Microsoft Kills Its Hated Stack Rankings. Does Anyone Do Employee Reviews Right?







At the same time that Yahoo (YHOO) was taking heat for adopting a new system that forces managers to rank workers on a curve, Microsoft reportedly decided to back away from its own practice of so-called stack rankings.
Microsoft (MSFT) has been known as the ur-example of pitting employees against one another in an attempt to reward the excellent and weed out the weak, which gained widespread popularity in the 1980s after then-Chief Executive Jack Welch brought the ranking system to General Electric (GE). The problem is workers generally aren’t thrilled about having to play Game of Thrones at the office. David Auerbach, a former Microsoft employee, recently told Bloomberg Businessweek that the practice had employees feeling helpless and “encouraged people to backstab their co-workers.”

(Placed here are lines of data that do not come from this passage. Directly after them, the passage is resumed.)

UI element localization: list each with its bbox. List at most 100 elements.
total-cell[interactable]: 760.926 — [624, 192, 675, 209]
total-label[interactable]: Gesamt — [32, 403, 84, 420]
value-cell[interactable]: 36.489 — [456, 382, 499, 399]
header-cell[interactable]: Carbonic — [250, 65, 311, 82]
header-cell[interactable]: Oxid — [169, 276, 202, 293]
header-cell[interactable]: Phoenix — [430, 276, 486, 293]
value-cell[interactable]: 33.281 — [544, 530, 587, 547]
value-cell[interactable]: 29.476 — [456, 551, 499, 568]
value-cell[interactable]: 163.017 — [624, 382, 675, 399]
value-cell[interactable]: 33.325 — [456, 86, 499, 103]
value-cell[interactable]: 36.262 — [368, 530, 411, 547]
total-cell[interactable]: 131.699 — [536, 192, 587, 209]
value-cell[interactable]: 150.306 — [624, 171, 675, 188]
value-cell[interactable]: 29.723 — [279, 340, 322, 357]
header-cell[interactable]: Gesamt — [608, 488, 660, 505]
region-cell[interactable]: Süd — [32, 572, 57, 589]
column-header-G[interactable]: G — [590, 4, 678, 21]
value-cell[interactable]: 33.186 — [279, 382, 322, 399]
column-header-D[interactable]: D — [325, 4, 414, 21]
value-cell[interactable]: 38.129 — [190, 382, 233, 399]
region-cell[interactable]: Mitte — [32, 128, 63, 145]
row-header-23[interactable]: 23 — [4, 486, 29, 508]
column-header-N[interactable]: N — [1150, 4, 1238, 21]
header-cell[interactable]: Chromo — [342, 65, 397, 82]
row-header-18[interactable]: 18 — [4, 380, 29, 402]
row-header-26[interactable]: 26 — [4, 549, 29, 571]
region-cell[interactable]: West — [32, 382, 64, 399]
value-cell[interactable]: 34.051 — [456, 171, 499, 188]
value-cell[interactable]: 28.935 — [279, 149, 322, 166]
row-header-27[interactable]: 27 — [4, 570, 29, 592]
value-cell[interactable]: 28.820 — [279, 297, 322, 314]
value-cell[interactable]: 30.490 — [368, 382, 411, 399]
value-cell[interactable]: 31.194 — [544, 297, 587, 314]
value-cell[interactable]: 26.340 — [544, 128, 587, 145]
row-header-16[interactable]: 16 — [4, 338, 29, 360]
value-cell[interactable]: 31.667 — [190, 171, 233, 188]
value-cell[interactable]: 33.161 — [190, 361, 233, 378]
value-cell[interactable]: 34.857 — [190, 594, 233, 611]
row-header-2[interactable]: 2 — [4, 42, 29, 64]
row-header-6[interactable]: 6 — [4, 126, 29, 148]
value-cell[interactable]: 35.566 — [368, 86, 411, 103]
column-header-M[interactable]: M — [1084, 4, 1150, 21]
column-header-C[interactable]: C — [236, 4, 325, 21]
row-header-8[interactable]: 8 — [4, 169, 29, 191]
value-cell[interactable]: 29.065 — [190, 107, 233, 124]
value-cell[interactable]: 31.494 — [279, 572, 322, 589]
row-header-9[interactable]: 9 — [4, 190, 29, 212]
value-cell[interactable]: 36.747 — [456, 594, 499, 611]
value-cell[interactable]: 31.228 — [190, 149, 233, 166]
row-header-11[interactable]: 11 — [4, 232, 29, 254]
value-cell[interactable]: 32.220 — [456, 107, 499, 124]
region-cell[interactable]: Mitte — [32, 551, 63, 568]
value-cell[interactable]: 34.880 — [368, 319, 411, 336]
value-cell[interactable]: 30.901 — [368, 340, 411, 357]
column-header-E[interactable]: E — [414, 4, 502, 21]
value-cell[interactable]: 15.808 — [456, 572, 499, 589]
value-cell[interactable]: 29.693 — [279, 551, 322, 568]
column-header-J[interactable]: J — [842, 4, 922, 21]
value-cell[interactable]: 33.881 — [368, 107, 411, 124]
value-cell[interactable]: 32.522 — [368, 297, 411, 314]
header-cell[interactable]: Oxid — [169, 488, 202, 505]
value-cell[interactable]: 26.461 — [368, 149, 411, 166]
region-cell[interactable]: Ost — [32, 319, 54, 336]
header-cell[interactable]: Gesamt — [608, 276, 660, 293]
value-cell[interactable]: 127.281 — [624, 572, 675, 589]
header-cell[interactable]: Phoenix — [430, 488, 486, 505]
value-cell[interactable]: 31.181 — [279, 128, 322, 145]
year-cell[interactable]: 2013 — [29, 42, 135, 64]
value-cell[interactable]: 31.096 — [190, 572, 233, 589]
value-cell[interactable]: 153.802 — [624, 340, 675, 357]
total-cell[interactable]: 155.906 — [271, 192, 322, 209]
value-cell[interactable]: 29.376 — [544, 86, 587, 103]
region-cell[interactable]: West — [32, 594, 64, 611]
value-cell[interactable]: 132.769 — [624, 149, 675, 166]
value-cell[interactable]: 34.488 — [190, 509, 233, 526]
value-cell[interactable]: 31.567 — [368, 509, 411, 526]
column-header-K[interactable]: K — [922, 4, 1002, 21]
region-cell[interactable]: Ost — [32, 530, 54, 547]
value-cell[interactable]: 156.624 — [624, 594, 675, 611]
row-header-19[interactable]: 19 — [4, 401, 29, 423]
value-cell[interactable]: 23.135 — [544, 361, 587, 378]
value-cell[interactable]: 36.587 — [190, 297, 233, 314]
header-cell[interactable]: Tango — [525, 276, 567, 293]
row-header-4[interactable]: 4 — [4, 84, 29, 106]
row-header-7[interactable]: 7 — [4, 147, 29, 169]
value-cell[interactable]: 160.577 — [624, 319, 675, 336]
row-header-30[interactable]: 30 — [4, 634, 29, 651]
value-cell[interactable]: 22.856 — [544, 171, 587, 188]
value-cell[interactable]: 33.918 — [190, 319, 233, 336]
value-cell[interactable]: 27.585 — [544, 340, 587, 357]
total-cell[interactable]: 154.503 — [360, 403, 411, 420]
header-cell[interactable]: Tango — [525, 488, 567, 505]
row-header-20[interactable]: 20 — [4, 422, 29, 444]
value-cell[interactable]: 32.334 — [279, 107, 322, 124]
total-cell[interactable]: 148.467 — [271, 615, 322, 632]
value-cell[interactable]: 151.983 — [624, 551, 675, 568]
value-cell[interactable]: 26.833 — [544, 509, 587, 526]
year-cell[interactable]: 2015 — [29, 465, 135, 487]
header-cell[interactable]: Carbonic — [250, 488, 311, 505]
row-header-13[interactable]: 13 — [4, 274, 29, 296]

Microsoft’s move is a sign of the times. As I wrote earlier this week, corporate America has largely lost confidence in management programs that jam employees onto bell curves:
“Basically, many people have lost faith that ranking employees works, and some research suggests that employee performance doesn’t follow a bell curve at all. Instead, most people are slightly worse than average (pdf), with a few superstars. And while a bit of pressure can motivate people, constantly pitting employees against one another is terrible for morale. In a company that is going through layoffs, this gets worse over time (pdf), wrote several MIT professors in a study of forced rankings in 2006. ‘As the company shrinks, the rigid distribution of the bell curve forces managers to label a high performer as a mediocre. A high performer, unmotivated by such artificial demotion, behaves like a mediocre.’”
Expedia (EXPE) got rid of its long-standing rankings system last year in what it described as an effort to rehumanize the relationship between employees and their bosses. “We wanted performance management to be less ‘event-oriented’ and to be something that manager and employees engage in as a regular part of how they do business together—not a look back at last year and assigning a grade to it,” wrote Connie Symes, the company’s executive vice president for human relations, in an e-mail. She says that a majority of employees like the new system better.
Adobe Systems (ADBE) dropped performance reviews altogether last year, after noticing an uptick in employees leaving right after the annual round of meetings. It was certainly a bonus that doing so immediately cut out 80,000 hours of work each year, but the company said that the whole idea of performance review seemed antiquated. ”The business all around was changing, but the mechanisms to manage and support our employees were stuck in a time warp,” Donna Morris, head of the Adobe’s HR department, told Human Resources Executive.
But Dick Grote, who literally wrote the book on forced rankings, notes that abandoning something that has proven unpopular is easier than replacing it. Employers still need to figure out who is doing well. “What we’re left with is a problem. It’s important that people’s performance be evaluated so they know where they stand,” he says.
The desire for a change is good news for Grote, who runs a performance-management consultancy: He just signed a contract with McGraw-Hill (MHP) to write a book about the way forward.